Researchers have found that the blood of young mice has the ability to restore mental capabilities in old mice.
If the same holds true for humans, it could pave way for new therapeutic approaches to treating dementias such as Alzheimer's disease, said researchers from Stanford University School of Medicine.
In the study, published in the journal Nature Medicine, the researchers used sophisticated techniques to pin down numerous important molecular, neuroanatomical and neurophysiological changes in the brains of old mice that shared the blood of young mice.
The scientists also compared older mice's performance on standard laboratory tests of spatial memory after these mice had received infusions of plasma (the cell-free part of blood) from young versus old mice, or no plasma at all.
"We've shown that at least some age-related impairments in brain function are reversible. They're not final," said Saul Villeda, study's lead author and a graduate student at Stanford, who is now a faculty fellow in anatomy at the University of California-San Francisco.
Previous experiments by Tony Wyss-Coray, the senior author of the study and a Stanford professor of neurology and neurological science, Villeda and colleagues had found that key regions in the brains of old mice exposed to blood from young mice produced more new nerve cells than did the brains of old mice similarly exposed to blood from old mice.
This time, the researchers checked both for changes within nerve circuits and individual nerve cells and for demonstrable improvements in learning and memory.

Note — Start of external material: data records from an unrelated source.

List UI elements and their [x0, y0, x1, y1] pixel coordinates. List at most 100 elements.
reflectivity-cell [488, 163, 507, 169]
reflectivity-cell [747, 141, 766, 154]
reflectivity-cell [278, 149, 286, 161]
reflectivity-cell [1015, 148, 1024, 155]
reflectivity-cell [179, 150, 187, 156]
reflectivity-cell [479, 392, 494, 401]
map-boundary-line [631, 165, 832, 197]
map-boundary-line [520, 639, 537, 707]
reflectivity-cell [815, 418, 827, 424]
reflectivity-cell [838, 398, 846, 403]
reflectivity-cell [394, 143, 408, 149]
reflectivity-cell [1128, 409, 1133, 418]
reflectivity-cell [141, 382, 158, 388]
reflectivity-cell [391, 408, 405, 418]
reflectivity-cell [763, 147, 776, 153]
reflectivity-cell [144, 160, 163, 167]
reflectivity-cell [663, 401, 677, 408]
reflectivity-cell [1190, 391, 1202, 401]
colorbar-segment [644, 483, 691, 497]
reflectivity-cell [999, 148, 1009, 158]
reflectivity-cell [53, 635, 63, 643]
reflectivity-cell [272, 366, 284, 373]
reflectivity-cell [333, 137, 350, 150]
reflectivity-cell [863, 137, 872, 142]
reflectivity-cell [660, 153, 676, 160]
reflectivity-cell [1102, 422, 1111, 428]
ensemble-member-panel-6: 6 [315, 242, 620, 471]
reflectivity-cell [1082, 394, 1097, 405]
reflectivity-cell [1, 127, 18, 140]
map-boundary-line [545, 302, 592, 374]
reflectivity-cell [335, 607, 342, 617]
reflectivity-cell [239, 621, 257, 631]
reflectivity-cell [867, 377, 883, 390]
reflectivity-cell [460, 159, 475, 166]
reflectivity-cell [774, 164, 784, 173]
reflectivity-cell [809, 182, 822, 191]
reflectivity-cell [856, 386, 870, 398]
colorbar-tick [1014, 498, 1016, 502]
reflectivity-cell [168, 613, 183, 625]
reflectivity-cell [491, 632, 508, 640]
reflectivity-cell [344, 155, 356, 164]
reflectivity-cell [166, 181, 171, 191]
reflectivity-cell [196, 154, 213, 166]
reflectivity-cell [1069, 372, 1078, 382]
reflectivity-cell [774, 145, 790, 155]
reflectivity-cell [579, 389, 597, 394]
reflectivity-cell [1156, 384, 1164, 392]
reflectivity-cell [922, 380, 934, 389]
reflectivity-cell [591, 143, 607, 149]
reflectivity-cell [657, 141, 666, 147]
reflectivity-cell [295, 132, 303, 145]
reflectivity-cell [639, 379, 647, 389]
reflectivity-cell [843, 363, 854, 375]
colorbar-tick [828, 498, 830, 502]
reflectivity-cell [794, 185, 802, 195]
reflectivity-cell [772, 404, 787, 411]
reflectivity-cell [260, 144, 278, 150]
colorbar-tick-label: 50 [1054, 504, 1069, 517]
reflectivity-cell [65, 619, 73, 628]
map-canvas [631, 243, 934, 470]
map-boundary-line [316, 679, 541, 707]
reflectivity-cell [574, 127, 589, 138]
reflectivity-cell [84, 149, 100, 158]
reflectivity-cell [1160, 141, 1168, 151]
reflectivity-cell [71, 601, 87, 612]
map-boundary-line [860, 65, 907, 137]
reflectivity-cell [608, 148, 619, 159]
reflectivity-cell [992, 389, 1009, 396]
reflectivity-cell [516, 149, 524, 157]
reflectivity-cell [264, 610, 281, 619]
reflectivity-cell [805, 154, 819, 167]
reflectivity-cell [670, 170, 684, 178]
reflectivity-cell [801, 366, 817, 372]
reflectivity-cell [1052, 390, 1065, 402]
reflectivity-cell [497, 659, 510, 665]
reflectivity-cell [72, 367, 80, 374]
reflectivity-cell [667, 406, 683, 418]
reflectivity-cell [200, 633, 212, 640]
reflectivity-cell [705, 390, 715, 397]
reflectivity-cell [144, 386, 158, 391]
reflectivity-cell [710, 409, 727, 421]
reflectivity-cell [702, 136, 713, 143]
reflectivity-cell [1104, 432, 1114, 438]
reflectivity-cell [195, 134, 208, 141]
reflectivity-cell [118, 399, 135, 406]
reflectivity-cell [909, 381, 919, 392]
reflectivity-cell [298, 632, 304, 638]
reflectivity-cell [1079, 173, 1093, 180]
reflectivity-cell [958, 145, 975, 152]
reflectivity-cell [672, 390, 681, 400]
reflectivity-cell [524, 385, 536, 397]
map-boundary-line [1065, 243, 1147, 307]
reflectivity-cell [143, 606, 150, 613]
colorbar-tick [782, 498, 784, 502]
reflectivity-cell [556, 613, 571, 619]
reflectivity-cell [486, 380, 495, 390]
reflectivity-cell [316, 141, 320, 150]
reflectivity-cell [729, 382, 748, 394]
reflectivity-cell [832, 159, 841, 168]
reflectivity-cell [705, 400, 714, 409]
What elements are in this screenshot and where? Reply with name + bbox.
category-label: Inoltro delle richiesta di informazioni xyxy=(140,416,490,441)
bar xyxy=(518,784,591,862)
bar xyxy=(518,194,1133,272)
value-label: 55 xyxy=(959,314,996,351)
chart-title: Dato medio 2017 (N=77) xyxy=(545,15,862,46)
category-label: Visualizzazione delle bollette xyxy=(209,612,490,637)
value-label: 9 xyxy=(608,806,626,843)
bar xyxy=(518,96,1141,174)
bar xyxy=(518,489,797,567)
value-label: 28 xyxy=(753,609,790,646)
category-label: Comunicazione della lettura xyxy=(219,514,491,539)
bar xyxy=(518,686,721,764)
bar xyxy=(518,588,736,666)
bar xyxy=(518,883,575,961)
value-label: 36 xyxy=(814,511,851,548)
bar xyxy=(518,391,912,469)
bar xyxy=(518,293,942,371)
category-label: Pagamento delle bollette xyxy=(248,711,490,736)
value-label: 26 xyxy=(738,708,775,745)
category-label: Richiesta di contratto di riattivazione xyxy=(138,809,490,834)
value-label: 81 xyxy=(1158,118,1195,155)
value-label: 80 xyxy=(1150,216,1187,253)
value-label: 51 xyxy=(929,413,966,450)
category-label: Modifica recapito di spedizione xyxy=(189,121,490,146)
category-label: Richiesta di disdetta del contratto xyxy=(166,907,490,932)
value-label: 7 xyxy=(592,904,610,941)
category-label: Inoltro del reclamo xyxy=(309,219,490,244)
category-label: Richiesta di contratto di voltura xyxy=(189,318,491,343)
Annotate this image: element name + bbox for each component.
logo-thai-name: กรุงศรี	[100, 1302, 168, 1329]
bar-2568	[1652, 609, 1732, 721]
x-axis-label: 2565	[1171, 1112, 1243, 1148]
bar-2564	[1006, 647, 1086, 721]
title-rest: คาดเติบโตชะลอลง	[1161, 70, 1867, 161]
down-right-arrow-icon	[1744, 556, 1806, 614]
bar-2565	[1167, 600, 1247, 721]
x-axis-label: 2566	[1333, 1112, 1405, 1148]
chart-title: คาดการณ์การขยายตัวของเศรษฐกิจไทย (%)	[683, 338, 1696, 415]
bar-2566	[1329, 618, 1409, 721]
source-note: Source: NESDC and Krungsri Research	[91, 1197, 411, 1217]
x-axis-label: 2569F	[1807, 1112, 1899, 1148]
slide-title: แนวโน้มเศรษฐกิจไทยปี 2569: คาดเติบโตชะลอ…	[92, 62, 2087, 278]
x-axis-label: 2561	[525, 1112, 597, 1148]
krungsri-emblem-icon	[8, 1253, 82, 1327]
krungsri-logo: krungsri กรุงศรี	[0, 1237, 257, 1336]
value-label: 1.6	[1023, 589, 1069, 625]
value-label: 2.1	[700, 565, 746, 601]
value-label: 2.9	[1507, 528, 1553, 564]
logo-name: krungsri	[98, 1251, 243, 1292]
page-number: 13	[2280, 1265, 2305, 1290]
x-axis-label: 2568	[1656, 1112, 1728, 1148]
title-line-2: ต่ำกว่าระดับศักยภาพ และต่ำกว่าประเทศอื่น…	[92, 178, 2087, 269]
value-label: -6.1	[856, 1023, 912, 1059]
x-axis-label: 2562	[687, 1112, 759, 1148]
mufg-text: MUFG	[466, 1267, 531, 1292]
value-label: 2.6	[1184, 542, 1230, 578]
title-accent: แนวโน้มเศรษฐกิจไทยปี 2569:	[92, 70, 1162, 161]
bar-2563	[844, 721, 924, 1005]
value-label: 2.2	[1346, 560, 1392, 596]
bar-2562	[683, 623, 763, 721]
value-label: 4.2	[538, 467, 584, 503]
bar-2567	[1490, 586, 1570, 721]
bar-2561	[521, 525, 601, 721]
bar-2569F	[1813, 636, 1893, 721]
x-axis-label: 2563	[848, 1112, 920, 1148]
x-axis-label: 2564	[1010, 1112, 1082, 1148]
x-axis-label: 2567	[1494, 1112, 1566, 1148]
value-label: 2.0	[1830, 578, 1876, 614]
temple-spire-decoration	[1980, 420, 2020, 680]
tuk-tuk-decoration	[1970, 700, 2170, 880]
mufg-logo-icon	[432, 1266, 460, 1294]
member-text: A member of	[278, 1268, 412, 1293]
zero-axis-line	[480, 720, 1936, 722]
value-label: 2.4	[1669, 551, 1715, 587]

They examined pairs of mice whose circulatory systems had been surgically conjoined. Members of such pairs, known as parabiotic mice, share a pooled blood supply.
Researchers found that the hippocampi of older mice that had been conjoined to younger mice more closely resembled those of younger mice than did the hippocampi of older mice similarly paired with old mice.
The old mice paired with young mice made greater amounts of certain substances that hippocampal cells are known to produce when learning is taking place, for example.
Hippocampal nerve cells from older members of old-young parabiotic pairs also showed an enhanced ability to strengthen the connections between one nerve cell and another - essential to learning and memory.
"It was as if these old brains were recharged by young blood," Wyss-Coray said.
In experiments, the improvement vanished if the plasma provided to the old mice had first been subjected to high temperatures.